Cyrus activated the outside camera. The feed flickered into focus, showing a section of the glacier where he'd recorded the Copperajah herd. The snow there wasn't solid anymore. It was moving—waves of frost rolling outward like breath from beneath the surface.
"Meltan, record that magnetic field shift."
The tiny Pokémon nodded and extended a glowing tendril toward the scanner. The readings jumped immediately: Subsurface resonance — increasing. Source depth: 800 meters.
Cyrus frowned. "That's below the Copperajah route... deeper than the core chamber."
He zoomed the feed in again. Under the swirling frost, faint shapes were becoming visible. Geometric pillars of ice—perfectly aligned. Some were etched with runes similar to those from the Regice chamber, but more fluid, almost watery.
"Ice... and water," Cyrus whispered. "A second construct."
A sharp metallic ping interrupted him—Meltan tapping insistently at the scanner. The readings now showed two overlapping frequencies. One matched the Ice Regi pattern from earlier. The other was lower, rhythmic, like waves colliding against a hollow shell.
Cyrus's pulse quickened. "Two entities… connected."
He opened a new file and began typing rapidly:
Observation Log — Frostveil Subsurface LayerMagnetic frequency resonance pattern identified — dual signal structure.Primary: Ice-type energy, 800m depth.Secondary: Water-type interference, lateral spread beneath ice shelf.Possibility: Coexistent Regi signatures — "Regice" and unknown water analog.
He paused, tapping the console absentmindedly. "If Regice represents frozen time... maybe the water variant embodies the flow itself. Two halves of the same mechanism."
The floor trembled faintly. The lights dimmed again. Tyrunt stirred, lifting his head with a low growl.
Cyrus stood, crossing to the window. The aurora had brightened, twisting into a spiral that pointed directly downward toward the glacier's heart. The hum through the hull grew stronger—a deep vibration that seemed to sync with his pulse.
"Yeah," he murmured, almost to himself. "Something's waking up."
He set the scanner to continuous record and opened a live relay to the research team back on the mainland. But as the signal pinged out, the static grew thick.

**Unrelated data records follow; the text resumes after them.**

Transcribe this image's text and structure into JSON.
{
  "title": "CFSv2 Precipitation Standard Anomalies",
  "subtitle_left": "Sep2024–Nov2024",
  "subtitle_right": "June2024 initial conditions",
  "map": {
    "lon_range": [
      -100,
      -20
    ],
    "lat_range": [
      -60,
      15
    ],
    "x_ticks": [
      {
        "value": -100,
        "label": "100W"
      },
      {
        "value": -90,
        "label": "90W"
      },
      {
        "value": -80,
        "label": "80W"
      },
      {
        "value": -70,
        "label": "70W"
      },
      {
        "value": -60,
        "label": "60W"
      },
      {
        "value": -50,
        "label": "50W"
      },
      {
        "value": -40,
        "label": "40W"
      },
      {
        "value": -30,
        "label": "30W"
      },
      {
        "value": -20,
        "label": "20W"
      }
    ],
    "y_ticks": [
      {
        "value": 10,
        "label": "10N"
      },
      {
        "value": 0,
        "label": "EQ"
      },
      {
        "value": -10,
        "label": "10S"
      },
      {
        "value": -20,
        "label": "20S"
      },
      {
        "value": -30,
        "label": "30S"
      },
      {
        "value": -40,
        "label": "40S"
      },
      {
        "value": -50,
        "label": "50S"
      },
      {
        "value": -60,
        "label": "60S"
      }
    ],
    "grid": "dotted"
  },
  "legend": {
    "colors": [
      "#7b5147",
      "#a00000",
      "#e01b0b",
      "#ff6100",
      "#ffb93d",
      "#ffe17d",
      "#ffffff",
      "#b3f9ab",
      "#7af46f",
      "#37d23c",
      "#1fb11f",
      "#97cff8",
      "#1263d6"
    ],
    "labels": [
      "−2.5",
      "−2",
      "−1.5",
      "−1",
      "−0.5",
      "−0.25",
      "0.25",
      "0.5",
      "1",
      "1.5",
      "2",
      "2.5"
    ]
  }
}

The aurora flared once more, and all communications cut to black.
For several seconds, the only sound aboard the Odyssey was the low thrumming under the floor—like the heartbeat of something ancient stirring far below the ice.
Ditto opened one drowsy eye, shifted shape into a blanket, and pulled itself over Cyrus's shoulders.
He exhaled slowly. "Guess we're not sleeping tonight."